La Vie en Rose: Violette leaves the bal musette behind
Sorbonne and Berklee College of Music graduate Violette harnesses a complex range of influences on her third album, which give the lie to its title Simple is Beautiful. Sometimes the mix is so broad that it’s tricky to pin down a specific style or direction: “All I Need”, for example, juggles rhythms and pace like there’s no tomorrow. That’s no bad thing in an age when the music industry seems more determined than ever to categorise artists in easy-to-market boxes.
Here are power ballads, soul shuffles with a hint of reggae and, for good measure, a dash of Piaf. The award-winning singer /songwriter’s jazz-tinged pop songs, mostly self-penned (with Rich Mendelsson), are deceptively light, and underpinned by catchy beats, urgent guitar riffs and earthy harmonicas. Quirky references and rhyming couplets abound on numbers like “Superwoman”, interspersed with reflections on the contemporary life and concerns of a young woman about town.

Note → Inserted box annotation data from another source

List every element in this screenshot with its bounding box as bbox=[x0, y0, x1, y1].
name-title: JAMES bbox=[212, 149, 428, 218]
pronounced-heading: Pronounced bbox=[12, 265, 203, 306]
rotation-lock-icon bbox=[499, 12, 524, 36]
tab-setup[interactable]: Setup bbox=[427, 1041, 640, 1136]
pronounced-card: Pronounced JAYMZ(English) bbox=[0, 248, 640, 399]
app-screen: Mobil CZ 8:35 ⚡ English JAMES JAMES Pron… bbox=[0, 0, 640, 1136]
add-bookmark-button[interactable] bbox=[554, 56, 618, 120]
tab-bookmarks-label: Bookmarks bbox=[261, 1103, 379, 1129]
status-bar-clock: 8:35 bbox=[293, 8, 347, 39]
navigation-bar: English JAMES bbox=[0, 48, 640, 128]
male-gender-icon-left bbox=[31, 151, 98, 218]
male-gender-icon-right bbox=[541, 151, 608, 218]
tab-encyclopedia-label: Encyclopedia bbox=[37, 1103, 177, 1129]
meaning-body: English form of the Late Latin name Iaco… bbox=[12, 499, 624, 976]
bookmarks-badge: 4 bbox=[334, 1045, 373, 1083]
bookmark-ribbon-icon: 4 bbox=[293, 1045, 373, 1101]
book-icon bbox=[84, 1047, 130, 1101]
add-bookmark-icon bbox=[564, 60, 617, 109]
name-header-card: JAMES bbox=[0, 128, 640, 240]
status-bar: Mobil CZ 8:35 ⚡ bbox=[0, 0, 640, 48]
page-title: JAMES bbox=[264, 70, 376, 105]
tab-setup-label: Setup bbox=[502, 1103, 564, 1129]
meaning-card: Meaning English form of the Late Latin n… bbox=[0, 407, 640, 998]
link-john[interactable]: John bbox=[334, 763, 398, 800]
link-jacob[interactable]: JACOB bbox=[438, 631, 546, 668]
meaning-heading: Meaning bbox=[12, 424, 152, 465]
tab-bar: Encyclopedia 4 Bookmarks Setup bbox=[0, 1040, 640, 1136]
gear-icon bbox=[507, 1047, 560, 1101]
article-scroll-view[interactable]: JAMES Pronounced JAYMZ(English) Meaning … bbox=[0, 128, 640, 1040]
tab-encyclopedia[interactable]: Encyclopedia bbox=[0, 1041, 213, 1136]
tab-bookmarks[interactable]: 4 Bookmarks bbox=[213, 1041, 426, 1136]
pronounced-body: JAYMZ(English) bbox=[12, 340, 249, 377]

Violette has a sweet voice that reflects the discipline of her classical training – thankfully, the modern trend for all things melismatic has passed her by – and is particularly suited to ballads such as the title song and the bonus track “Miss Your Company”, if a little less robust on the up tempo rock and gospel numbers. There’s a glorious Streisand-style torch song, “Don’t Make Me Beg”, all soaring strings and building key changes, which might have considerably improved France’s recent Eurovision status, if Violette had been tempted to represent her native country.
She lives in New York these days, but there’s a nod to her roots with a couple of French language tracks: “Insomnie”, a swirling love song with an operatic choral backing, and “La Vie en Rose”, a jazz-flecked interpretation of Piaf’s standard that is more Manhattan supper club than Montmartre bal musette, reflecting Violette’s transatlantic transition. Between them she and Mendelsson have produced another album with great clarity. A fourth is already on the way.